Thanks for reading! Please do leave your comments, critiques, suggestions, tips ‘n tricks; and if you liked this post, please do share it with others…

we learn the hard way

i was really annoyed recently when a supposedly independent release wiped out my data entirely. when i say independent, it was supposed to be for a module that did not impact the one i was testing.

it did not take me time to realise that the release that was sent had a schema creation sql that truncated and rebuilt all the tables, including those that were being used by the previously delivered release. these tables did not undergo any change in the newer (independent) release and therefore should not have been delivered in the first place.

now the question is, should i blame myself for not checking the entire release contents or was i taking my testing tasks a bit too far?

i posed this questions to some of my colleagues and they were quick to blame the dev team for this. i was not entirely convinced, being the conscientious tester that i am. agreed, it does takeup my time, time that i have not quoted/costed/estimated i would take to carry out the ‘core’ testing activities; to do these checks, but it is certainly a time wisely ‘invested’ that causes us less grief further down the line.

a counter argument to support the critics would have been for the dev team to have documented this in a release note. not all testers (that i have worked with) are technical enough to understand such ddls; nor have many of them shown detailed interest in knowing exactly what the release contents are. i’ve argued with many testers who say “we only look at the release once its loaded/installed”.

a further argument to support them would be to question dev team on whether they had done any tests themselves and if they understood the implications thereof?

initial impact of this was i was annoyed that i will have to regression test previously delivered module and therefore add more time to my testing efforts; but when i thought about it, it made more sense for me to do that, giving me yet another opportunity to provide wider coverage than i did before, so better tests.

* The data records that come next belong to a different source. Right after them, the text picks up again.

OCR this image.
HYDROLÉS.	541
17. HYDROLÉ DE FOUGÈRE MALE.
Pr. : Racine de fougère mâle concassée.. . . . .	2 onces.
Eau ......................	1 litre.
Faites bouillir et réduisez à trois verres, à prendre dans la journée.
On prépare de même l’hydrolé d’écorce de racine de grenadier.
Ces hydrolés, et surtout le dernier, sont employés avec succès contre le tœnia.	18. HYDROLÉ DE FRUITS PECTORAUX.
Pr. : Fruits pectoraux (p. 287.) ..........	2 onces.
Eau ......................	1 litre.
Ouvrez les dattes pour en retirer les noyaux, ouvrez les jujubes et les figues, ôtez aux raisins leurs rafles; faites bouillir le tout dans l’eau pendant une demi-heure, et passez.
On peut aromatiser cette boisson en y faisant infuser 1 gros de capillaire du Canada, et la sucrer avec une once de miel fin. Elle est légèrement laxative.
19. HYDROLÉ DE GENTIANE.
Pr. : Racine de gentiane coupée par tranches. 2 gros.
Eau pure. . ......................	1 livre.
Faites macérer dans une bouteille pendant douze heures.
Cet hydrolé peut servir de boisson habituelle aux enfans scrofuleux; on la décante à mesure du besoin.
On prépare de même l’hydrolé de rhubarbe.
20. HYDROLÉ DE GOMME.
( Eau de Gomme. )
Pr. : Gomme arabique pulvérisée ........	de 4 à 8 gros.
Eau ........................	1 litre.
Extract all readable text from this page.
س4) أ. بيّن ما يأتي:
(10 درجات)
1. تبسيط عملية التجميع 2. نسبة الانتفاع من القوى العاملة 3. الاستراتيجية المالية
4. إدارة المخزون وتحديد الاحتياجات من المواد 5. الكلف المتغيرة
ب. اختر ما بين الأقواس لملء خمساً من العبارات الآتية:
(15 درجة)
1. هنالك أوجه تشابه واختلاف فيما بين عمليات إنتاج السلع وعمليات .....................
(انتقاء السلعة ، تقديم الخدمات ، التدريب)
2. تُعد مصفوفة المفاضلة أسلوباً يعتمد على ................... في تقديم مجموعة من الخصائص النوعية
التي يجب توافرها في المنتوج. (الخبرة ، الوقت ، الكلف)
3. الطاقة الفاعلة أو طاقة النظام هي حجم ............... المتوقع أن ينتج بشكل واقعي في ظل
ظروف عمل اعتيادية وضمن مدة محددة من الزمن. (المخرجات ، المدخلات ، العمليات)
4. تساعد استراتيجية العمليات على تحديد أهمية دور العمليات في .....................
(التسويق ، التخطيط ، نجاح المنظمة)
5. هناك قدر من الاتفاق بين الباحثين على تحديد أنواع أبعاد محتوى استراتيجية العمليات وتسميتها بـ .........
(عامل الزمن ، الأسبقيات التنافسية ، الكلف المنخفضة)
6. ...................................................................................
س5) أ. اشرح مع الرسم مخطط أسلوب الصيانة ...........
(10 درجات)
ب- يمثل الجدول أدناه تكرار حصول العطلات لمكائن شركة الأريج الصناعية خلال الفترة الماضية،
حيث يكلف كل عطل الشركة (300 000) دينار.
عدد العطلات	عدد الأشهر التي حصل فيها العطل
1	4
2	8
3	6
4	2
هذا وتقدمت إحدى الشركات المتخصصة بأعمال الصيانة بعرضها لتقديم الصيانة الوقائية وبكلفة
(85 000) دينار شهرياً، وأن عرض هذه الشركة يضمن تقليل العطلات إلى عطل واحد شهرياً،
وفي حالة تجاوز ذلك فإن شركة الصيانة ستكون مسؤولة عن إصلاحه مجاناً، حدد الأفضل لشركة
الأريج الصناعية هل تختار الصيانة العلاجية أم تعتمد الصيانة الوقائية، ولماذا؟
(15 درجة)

but on the whole, note to self: read not just the release notes, not just the sqls, but speak with dev team to see what the impacts are!

progressing on guestimates

guestimates: time quoted (by an inexperienced tester) as the estimated time taken to carry out a (set of) test(s) by an individual (or a set of individuals) .

a journey from plucking a number out of thin air to providing a right estimate takes time. this time is the ‘experience’ which allows a tester get away from ‘guestimating’ and get closer to ‘predicting’ time it takes to do a (set of) test(s).

i remember being asked “how long will it take you to test this module?” during one of my first employments. i naively replied back, having spoken to the most experienced guy around, “two days”. i did it in two days alright, but they were stretched, working days.

this continued for some time and in 8 out of 10 instances, i was being stretched. i was luckier in others where i could complete my work just in time. that was working hard. not smart!

it took me some time, questions, feedback, more questions and thus, experience, before i got myself into the act of providing a number that included various activities that went into me running a test including (but perhaps not limited to):

  1. understanding the requirement/specification and the functionality behind the item being tested
  2. (basic) understanding of the data required – both as a pre-requisite and operational
  3. writing a test case / scenario
  4. executing a test case / scenario
  5. writing a defect report, if it disagreed with its requirements
  6. retesting defect (if there was one to be raised)
  7. contingency (of any admin tasks, environment non-availability, release delays etc)
  8. regression testing (if there is a requirement for one)

i especially like to keep a note of how this has worked for me. i’ve noticed this model works well in most, if not all, cases.

during the last 6 odd months, this has proven accurate enough to be treated as a template for the cost model for testing activities and has even proven the historic estimate of 35-40% of dev time on testing wrong (atleast in my work place and for data warehouse testing that i do).

matthew heusser has some brilliant advice on software test estimation. series of about 7 items available on his blog.